Più esattamente (art.9): si fa divieto a tutte le amministrazioni pubbliche di svolgere attività di comunicazione, «a eccezione di quelle effettuate in forma impersonale e indispensabili per l’efficace assolvimento delle proprie funzioni». Di qui l’obbligo per i comunicatori di stilare note-stampa che, senza i nomi di chi fa una dichiarazione o assume nell’esercizio delle sue prerogative un’iniziativa, producono un effetto straniante. Quasi esilarante. E poi: chi è in grado di valutare se la comunicazione di una pubblica amministrazione abbia finalità propagandistiche e dunque violi la par condicio, o rientri nel corretto esercizio delle funzioni e realizzi il diritto dei cittadini a essere informati? Sarebbe sufficiente (e più rispettoso dell’intelligenza dei cittadini) sostituire (come proposto dal coordinamento degli Uffici Stampa della Conferenza dei Presidenti delle Assemblee legislative regionali) l’art. 9 della legge 28, con la seguente espressione: «Nel periodo di applicazione della legge, sono sempre garantite le attività di informazione e comunicazione istituzionale nel rispetto dei principi dell’imparzialità e del pluralismo». E no, troppo semplice! In Italia ci piace ingarbugliare, anziché badare all’arrosto.
Così, a intervalli brevi e regolari, non si contando i vademecum proposti dai Corecom (gli organi di governo, garanzia e controllo sul sistema delle comunicazioni in ambito regionale), per consentire «un’azione efficace di divulgazione e di informazione sui principi e sulle regole della comunicazione istituzionale e sulla par condicio allo scopo di favorire il libero e corretto svolgimento della campagna elettorale, nell’interesse generale dei cittadini, i quali hanno il diritto di formare il proprio convincimento politico in piena coscienza e conoscenza». Se inoltre si aggiunge che in Italia si è continuamente in campagna elettorale, l’altro effetto dell’immarcescibile e inespugnabile ‘par condicio” è di comprimere stabilmente la comunicazione pubblica e, insieme, il diritto del cittadino ad avere un’informazione completa e plurale. Infine, fa un certo effetto notare che al tempo della rivoluzione informatica e biotecnologica surriscaldata dall’AI generativa, per capire quel che accade bisogna ricorrere a Plutarco. Quando scriveva “Irretit muscas, trasmittit aranea vespas”.

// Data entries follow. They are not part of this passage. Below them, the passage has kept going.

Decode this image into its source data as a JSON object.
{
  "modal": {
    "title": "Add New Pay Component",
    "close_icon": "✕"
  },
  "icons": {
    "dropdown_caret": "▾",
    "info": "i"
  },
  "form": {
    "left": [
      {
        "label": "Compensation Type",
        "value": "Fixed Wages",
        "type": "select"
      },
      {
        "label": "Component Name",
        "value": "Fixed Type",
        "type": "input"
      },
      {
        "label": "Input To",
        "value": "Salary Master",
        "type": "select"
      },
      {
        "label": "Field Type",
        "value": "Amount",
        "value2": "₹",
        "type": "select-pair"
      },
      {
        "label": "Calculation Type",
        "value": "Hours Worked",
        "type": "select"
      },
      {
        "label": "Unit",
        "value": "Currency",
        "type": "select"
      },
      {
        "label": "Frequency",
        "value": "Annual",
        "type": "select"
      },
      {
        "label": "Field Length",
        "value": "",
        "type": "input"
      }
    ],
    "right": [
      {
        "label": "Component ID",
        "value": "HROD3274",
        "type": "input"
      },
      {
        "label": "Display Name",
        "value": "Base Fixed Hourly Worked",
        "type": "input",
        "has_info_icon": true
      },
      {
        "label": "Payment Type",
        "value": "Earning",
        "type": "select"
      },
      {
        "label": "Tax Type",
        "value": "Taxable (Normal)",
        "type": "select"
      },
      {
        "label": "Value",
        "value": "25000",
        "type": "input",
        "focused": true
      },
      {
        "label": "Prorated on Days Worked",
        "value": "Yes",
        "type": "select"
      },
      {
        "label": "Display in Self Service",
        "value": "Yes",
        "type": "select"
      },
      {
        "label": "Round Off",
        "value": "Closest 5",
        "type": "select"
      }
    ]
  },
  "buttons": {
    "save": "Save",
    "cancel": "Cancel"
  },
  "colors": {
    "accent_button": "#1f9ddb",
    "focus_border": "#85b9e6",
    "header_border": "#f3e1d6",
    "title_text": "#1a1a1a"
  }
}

Infatti, mentre si pongono freni irragionevoli alla comunicazione pubblica, si stenta a fare rispettare alle piattaforme digitali i divieti e gli obblighi previsti dalla normativa vigente, per assicurare il rispetto di regole basilari al flusso ininterrotto di comunicazioni che riempie l’oceano della realtà virtuale dove i cittadini sono quotidianamente dislocati e dove, per innumerevoli ore al giorno, si bevono propagande politiche illimitate e in cui spadroneggiano news grossolanamente contraffate. Cosicché, un Paese in ritardo nell’adeguare norme e strumenti a tutela della verità sostanziale dei fatti, lascia che nella tela del ragno finiscano le mosche, come scriveva l’autore delle “Vite parallele”, mentre si lasciano scappare le vespe.